Sums and Correlations

Note: This page is highly mathematical.

This document defines notation that I use for indicating “summed” values, and also defines a particular type of “correlation” factor that I use. This is an alternative to Averages and Correlations. The two frameworks are equivalent ways of representing the same underlying mathematics.

Overview

I this section, I’ll try to summarize the minimum you need to know about sums in order to to be able to follow my analyses.

  • I denote the sum of a quantity A by the notation \sumb{A}.
  • In the context of my climate analyses, I use \osum{A} to indicate a global average (i.e., an average over the surface of the globe) within some time window.
  • I sometimes express things in terms of the weighted average of A relative to a weight B, which I denote as \osumw{A}{B}.
  • I sometimes express things in terms of the multiplicative correlation of A and B, which I denote as \mc{A}{B}. This is a dimensionless quantity. When A and B are uncorrelated, \mc{A}{B} = 1. However, in general, it could be larger or smaller than 1. The notation can be extended to multiple variables, as in \mct{A}{B}{C}, which denotes the correlation of A, B, and C.

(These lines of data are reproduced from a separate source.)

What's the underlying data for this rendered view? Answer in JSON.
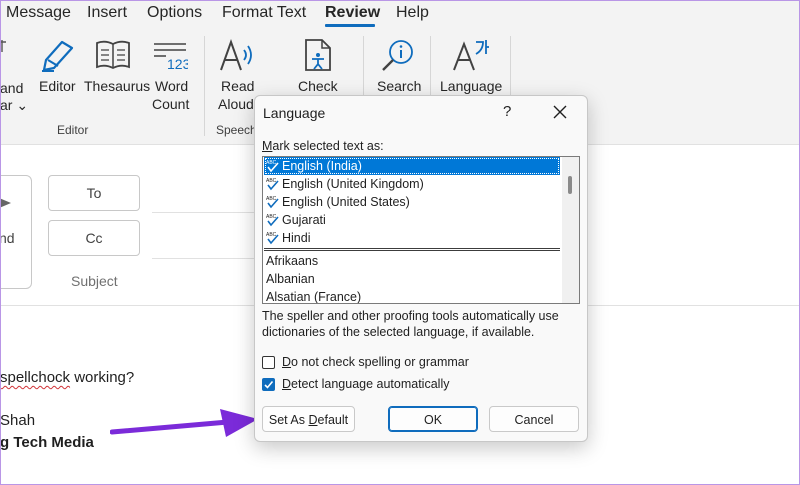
{
  "menu": {
    "tabs": [
      {
        "label": "Message"
      },
      {
        "label": "Insert"
      },
      {
        "label": "Options"
      },
      {
        "label": "Format Text"
      },
      {
        "label": "Review"
      },
      {
        "label": "Help"
      }
    ],
    "active": "Review"
  },
  "ribbon": {
    "partial_left": {
      "line1": "and",
      "line2": "ar"
    },
    "buttons": {
      "editor": "Editor",
      "thesaurus": "Thesaurus",
      "word_count_1": "Word",
      "word_count_2": "Count",
      "read_aloud_1": "Read",
      "read_aloud_2": "Aloud",
      "check": "Check",
      "search": "Search",
      "language": "Language"
    },
    "groups": {
      "editor": "Editor",
      "speech": "Speech"
    }
  },
  "compose": {
    "send_partial": "nd",
    "to_label": "To",
    "cc_label": "Cc",
    "subject_label": "Subject",
    "body": {
      "line1_plain": "",
      "line1_error": "spellchock",
      "line1_rest": " working?",
      "signature_name": "Shah",
      "signature_org": "g Tech Media"
    }
  },
  "dialog": {
    "title": "Language",
    "help": "?",
    "mark_label_prefix": "M",
    "mark_label_rest": "ark selected text as:",
    "languages_recent": [
      {
        "name": "English (India)",
        "selected": true
      },
      {
        "name": "English (United Kingdom)",
        "selected": false
      },
      {
        "name": "English (United States)",
        "selected": false
      },
      {
        "name": "Gujarati",
        "selected": false
      },
      {
        "name": "Hindi",
        "selected": false
      }
    ],
    "languages_all": [
      {
        "name": "Afrikaans"
      },
      {
        "name": "Albanian"
      },
      {
        "name": "Alsatian (France)"
      }
    ],
    "note": "The speller and other proofing tools automatically use dictionaries of the selected language, if available.",
    "checkbox_no_check": {
      "prefix": "",
      "accel": "D",
      "rest": "o not check spelling or grammar",
      "checked": false
    },
    "checkbox_detect": {
      "prefix": "",
      "accel": "D",
      "rest": "etect language automatically",
      "checked": true
    },
    "buttons": {
      "set_default_prefix": "Set As ",
      "set_default_accel": "D",
      "set_default_rest": "efault",
      "ok": "OK",
      "cancel": "Cancel"
    }
  },
  "colors": {
    "accent": "#0f6cbd",
    "selection": "#0078d7",
    "arrow": "#7b2bd9"
  }
}
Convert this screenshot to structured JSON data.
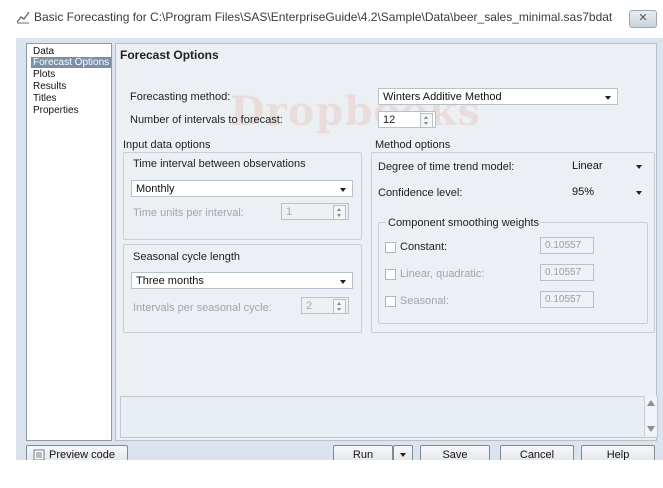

These values are related by several identities, which I often use to transform the way a quantity is expressed:

  1. \osum{A \, B} = \osumw{A}{B} \cdot \osum{B}
  2. \osum{A \, B} = \mc{A}{B} \cdot \osum{A} \osum{B}
  3. \osumw{A}{B} = \mc{A}{B} \cdot \osum{A}

(I use the notation A \cdot B to indicate multiplication when I want to make the factors more visually distinct.)

If you are reading one of my analyses, taking in the above information may be enough to allow you to follow the analysis and understand the results. If not, then more detailed information is provided below.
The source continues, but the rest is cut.